Arwa's fingers brushed the wall as they walked, Something in the cold metal called to her.
Not a memory.
A muscle memory.
They reached the first checkpoint — a closed retinal scanner next to a set of sealed steel doors.
Zayaan stepped forward, readying the bypass.
Arwa stopped him.
"I can do it."
He paused. Let her.
She leaned into the scanner. It blinked red once, then turned green. The doors clicked open like they'd been waiting.
Neither of them spoke.
The next hallway was worse. Brighter. Too clean. Cameras dotted the corners — blind now, thanks to Kiran's blackout — but they still felt like eyes.
At the end: a second set of doors. Behind them, the archive vault.
Zayaan typed something quickly into the console, pulled the burner chip from his jacket.
Arwa stepped back.
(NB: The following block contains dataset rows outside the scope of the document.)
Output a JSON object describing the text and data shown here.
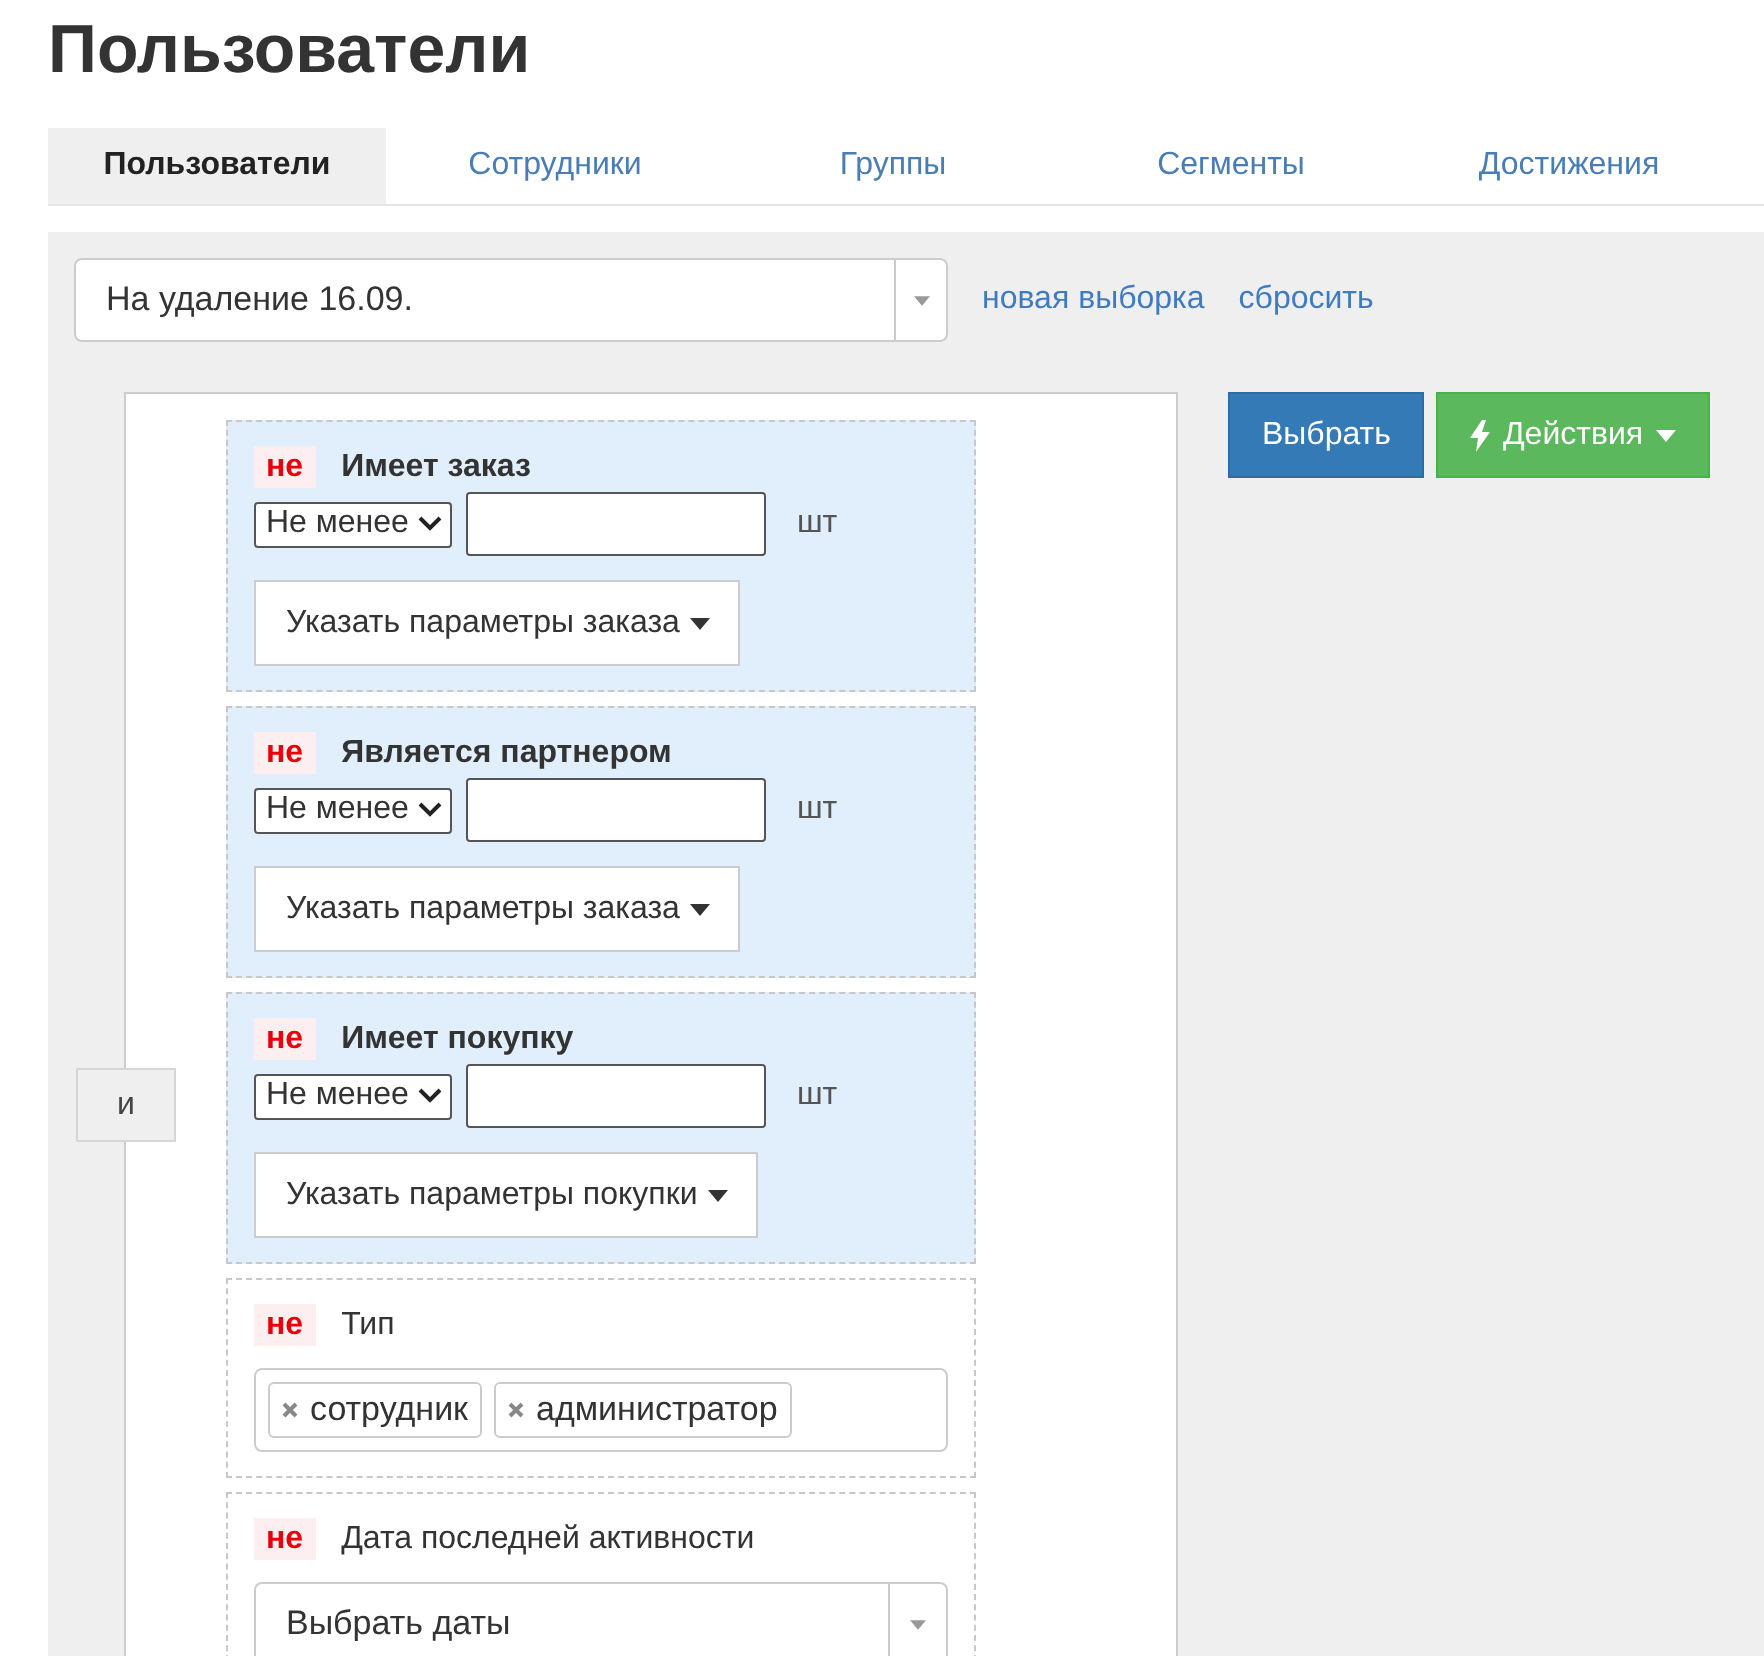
{
  "title": "Пользователи",
  "tabs": [
    {
      "label": "Пользователи",
      "selected": true
    },
    {
      "label": "Сотрудники",
      "selected": false
    },
    {
      "label": "Группы",
      "selected": false
    },
    {
      "label": "Сегменты",
      "selected": false
    },
    {
      "label": "Достижения",
      "selected": false
    }
  ],
  "filter": {
    "saved_selection": "На удаление 16.09.",
    "links": [
      "новая выборка",
      "сбросить"
    ]
  },
  "connector": "и",
  "conditions": [
    {
      "kind": "quantity",
      "negate": "не",
      "title": "Имеет заказ",
      "operator": "Не менее",
      "unit": "шт",
      "params_button": "Указать параметры заказа"
    },
    {
      "kind": "quantity",
      "negate": "не",
      "title": "Является партнером",
      "operator": "Не менее",
      "unit": "шт",
      "params_button": "Указать параметры заказа"
    },
    {
      "kind": "quantity",
      "negate": "не",
      "title": "Имеет покупку",
      "operator": "Не менее",
      "unit": "шт",
      "params_button": "Указать параметры покупки"
    },
    {
      "kind": "tags",
      "negate": "не",
      "title": "Тип",
      "tags": [
        "сотрудник",
        "администратор"
      ]
    },
    {
      "kind": "daterange",
      "negate": "не",
      "title": "Дата последней активности",
      "placeholder": "Выбрать даты"
    }
  ],
  "buttons": {
    "select": "Выбрать",
    "actions": "Действия"
  }
}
Watched him.
And then—
Her breath caught.
There was a voice. Not out loud. Not over comms. But inside her.
"You used to run this part of the floor."
"You used to order the scans."
"They trusted you."
She closed her eyes.
A flash — of herself, in a white coat, standing in this very hallway. Not hiding. Not running. Commanding.
Zayaan noticed her sway. "Arwa—?"
"I remember."
He blinked. "What?"
"I used to work here. Not just as a subject. As a scientist. They kept me because I knew too much."
The door clicked open.
Behind it: a room full of terminals. Servers blinking with life. Files. Records.
And the truth they came for.
Zayaan looked at her. "You still sure you're ready for this?"
Arwa stepped forward, eyes fierce. "More than I've ever been."